Entities.

Entity types are used to control how data from  the end-user input is extracted.

Entity types.

Entity type defines the type of information you want to extract from the user’s input. For example, vegetable could be the display name of an entity type.

System entities.

Customer Care provides pre-defined system entities that can match many common types of data. For example, there are system entities for matching dates, email addresses, true/false and text.

Custom entities.

You can also create your own custom entities for matching custom data. For example, you could define a furniture entity that can match the types of furniture available for purchase at an online interior design store..

Methods (Type kryssar man för när man lägger till en entity)

There are 2 types of methods to 

1. Key. (Vi säger Keywords)(Entity entry)

For each entity type, there could be many Keywords (entity entries). Each entity Key (entry) provides a set of words or phrases that are considered equivalent. For example, if vegetable is an entity type, you could define these three Keys (entity entries):

  • carrot
  • scallion, green onion
  • bell pepper, sweet pepper
Keywords. (Entity reference value and synonyms)

Some Keys have multiple words or phrases that are considered equivalent, like the scallion example above. For these Keys, you provide one reference value and one or more synonyms.

Fuzzy matching

By default, entity matching requires an exact match for one of the Keys (entity entries). This works well for single-word Key (entity entry) values and Keywords (synonyms) but may present a problem for multi-word values and synonyms. For example, consider a ball entity that should be matched for the following end-user expression parts:

”ball”
”red ball”
”ball red”
”small ball”
”ball small”
”small red ball”
”small ball red”
”red small ball”
”red ball small”
”ball small red”
”ball red small”

For a match to occur, you normally need to define a Key (entity entry )value and Keywords (synonyms) for each of these permutations. However, with fuzzy matching enabled, the ordering of the words in a value or synonym does not matter. The following will trigger a match for all of the examples above:

”ball”
”red ball”
”small ball”
”small red ball”

2. Regular expression.

Some entities need to match patterns rather than specific terms. For example, national identification numbers, IDs, license plates, and so on. With regular expression entities, you can provide regular expressions for matching.
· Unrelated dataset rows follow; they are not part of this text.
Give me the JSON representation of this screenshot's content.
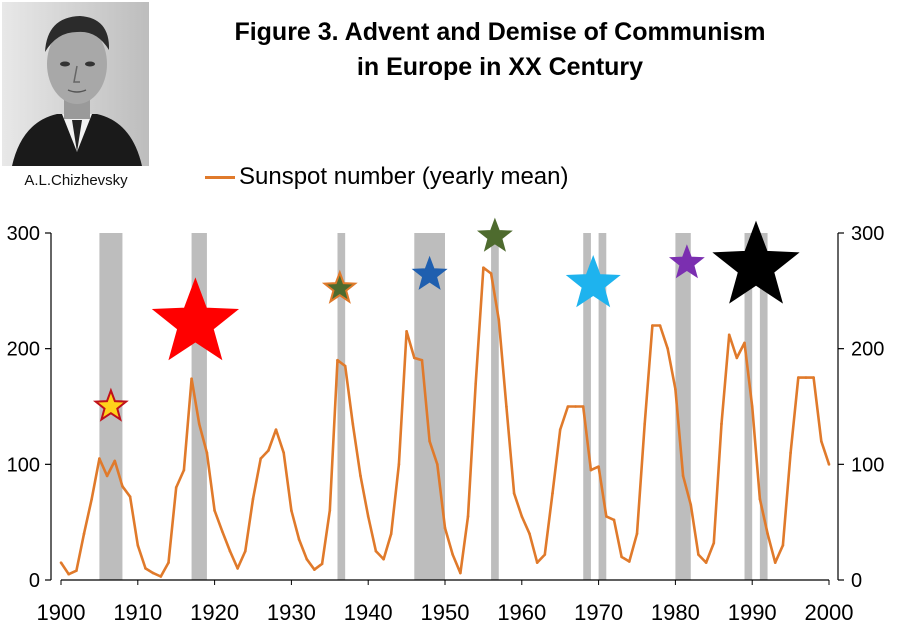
{
  "title_line1": "Figure 3. Advent and Demise of Communism",
  "title_line2": "in Europe in XX Century",
  "photo_caption": "A.L.Chizhevsky",
  "chart_data": {
    "type": "line",
    "title": "Figure 3. Advent and Demise of Communism in Europe in XX Century",
    "series": [
      {
        "name": "Sunspot number (yearly mean)",
        "color": "#E07A2B",
        "x": [
          1900,
          1901,
          1902,
          1903,
          1904,
          1905,
          1906,
          1907,
          1908,
          1909,
          1910,
          1911,
          1912,
          1913,
          1914,
          1915,
          1916,
          1917,
          1918,
          1919,
          1920,
          1921,
          1922,
          1923,
          1924,
          1925,
          1926,
          1927,
          1928,
          1929,
          1930,
          1931,
          1932,
          1933,
          1934,
          1935,
          1936,
          1937,
          1938,
          1939,
          1940,
          1941,
          1942,
          1943,
          1944,
          1945,
          1946,
          1947,
          1948,
          1949,
          1950,
          1951,
          1952,
          1953,
          1954,
          1955,
          1956,
          1957,
          1958,
          1959,
          1960,
          1961,
          1962,
          1963,
          1964,
          1965,
          1966,
          1967,
          1968,
          1969,
          1970,
          1971,
          1972,
          1973,
          1974,
          1975,
          1976,
          1977,
          1978,
          1979,
          1980,
          1981,
          1982,
          1983,
          1984,
          1985,
          1986,
          1987,
          1988,
          1989,
          1990,
          1991,
          1992,
          1993,
          1994,
          1995,
          1996,
          1997,
          1998,
          1999,
          2000
        ],
        "values": [
          15,
          5,
          8,
          40,
          70,
          105,
          90,
          103,
          81,
          72,
          30,
          10,
          6,
          3,
          15,
          80,
          95,
          174,
          135,
          110,
          60,
          42,
          25,
          10,
          25,
          70,
          105,
          112,
          130,
          110,
          60,
          35,
          18,
          9,
          14,
          60,
          190,
          185,
          135,
          90,
          55,
          25,
          18,
          40,
          100,
          215,
          192,
          190,
          120,
          100,
          45,
          22,
          6,
          55,
          170,
          270,
          265,
          225,
          150,
          75,
          55,
          40,
          15,
          22,
          75,
          130,
          150,
          150,
          150,
          95,
          98,
          55,
          52,
          20,
          16,
          40,
          135,
          220,
          220,
          200,
          165,
          90,
          65,
          22,
          15,
          32,
          135,
          212,
          192,
          205,
          150,
          70,
          40,
          15,
          30,
          110,
          175,
          175,
          175,
          120,
          100
        ],
        "values_note": "estimated from gridlines"
      }
    ],
    "xlim": [
      1900,
      2000
    ],
    "ylim": [
      0,
      300
    ],
    "x_ticks": [
      "1900",
      "1910",
      "1920",
      "1930",
      "1940",
      "1950",
      "1960",
      "1970",
      "1980",
      "1990",
      "2000"
    ],
    "y_ticks_left": [
      "0",
      "100",
      "200",
      "300"
    ],
    "y_ticks_right": [
      "0",
      "100",
      "200",
      "300"
    ],
    "shaded_periods": [
      {
        "start": 1905,
        "end": 1908
      },
      {
        "start": 1917,
        "end": 1919
      },
      {
        "start": 1936,
        "end": 1937
      },
      {
        "start": 1946,
        "end": 1950
      },
      {
        "start": 1956,
        "end": 1957
      },
      {
        "start": 1968,
        "end": 1969
      },
      {
        "start": 1970,
        "end": 1971
      },
      {
        "start": 1980,
        "end": 1982
      },
      {
        "start": 1989,
        "end": 1990
      },
      {
        "start": 1991,
        "end": 1992
      }
    ],
    "stars": [
      {
        "year": 1906.5,
        "value": 150,
        "color": "#FFD21A",
        "outline": "#C0101A",
        "size": "small"
      },
      {
        "year": 1917.5,
        "value": 222,
        "color": "#FF0000",
        "outline": "#FF0000",
        "size": "large"
      },
      {
        "year": 1936.3,
        "value": 252,
        "color": "#4E6B2E",
        "outline": "#E07A2B",
        "size": "small"
      },
      {
        "year": 1948,
        "value": 264,
        "color": "#1F5FAF",
        "outline": "#1F5FAF",
        "size": "small"
      },
      {
        "year": 1956.5,
        "value": 297,
        "color": "#4E6B2E",
        "outline": "#4E6B2E",
        "size": "small"
      },
      {
        "year": 1969.3,
        "value": 256,
        "color": "#1EB3EE",
        "outline": "#1EB3EE",
        "size": "medium"
      },
      {
        "year": 1981.5,
        "value": 274,
        "color": "#7B2FB0",
        "outline": "#7B2FB0",
        "size": "small"
      },
      {
        "year": 1990.5,
        "value": 271,
        "color": "#000000",
        "outline": "#000000",
        "size": "large"
      }
    ]
  }
}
Each Regular expression entity corresponds to a single pattern, but you can provide multiple Regular expressions if they all represent variations of a single pattern. During bot AI training, all Regular expressions of a single entity are combined with the alternation operator ( | ) to form one compound regular expression.

For example, if you provide the following regular expressions for a phone number:

  • ^[2-9]\d{2}-\d{3}-\d{4}$
  • ^(1?(-?\d{3})-?)?(\d{3})(-?\d{4})$

The compound regular expression becomes:

  • ^[2-9]\d{2}-\d{3}-\d{4}$|^(1?(-?\d{3})-?)?(\d{3})(-?\d{4})
Limitations of Regular expression

The following limitations apply

Fuzzy matching cannot be enabled These features are mutually exclusive.

Maximum number of 50 regular expression entities.

The maximum length of compound regular expression for an entity is 1024 characters.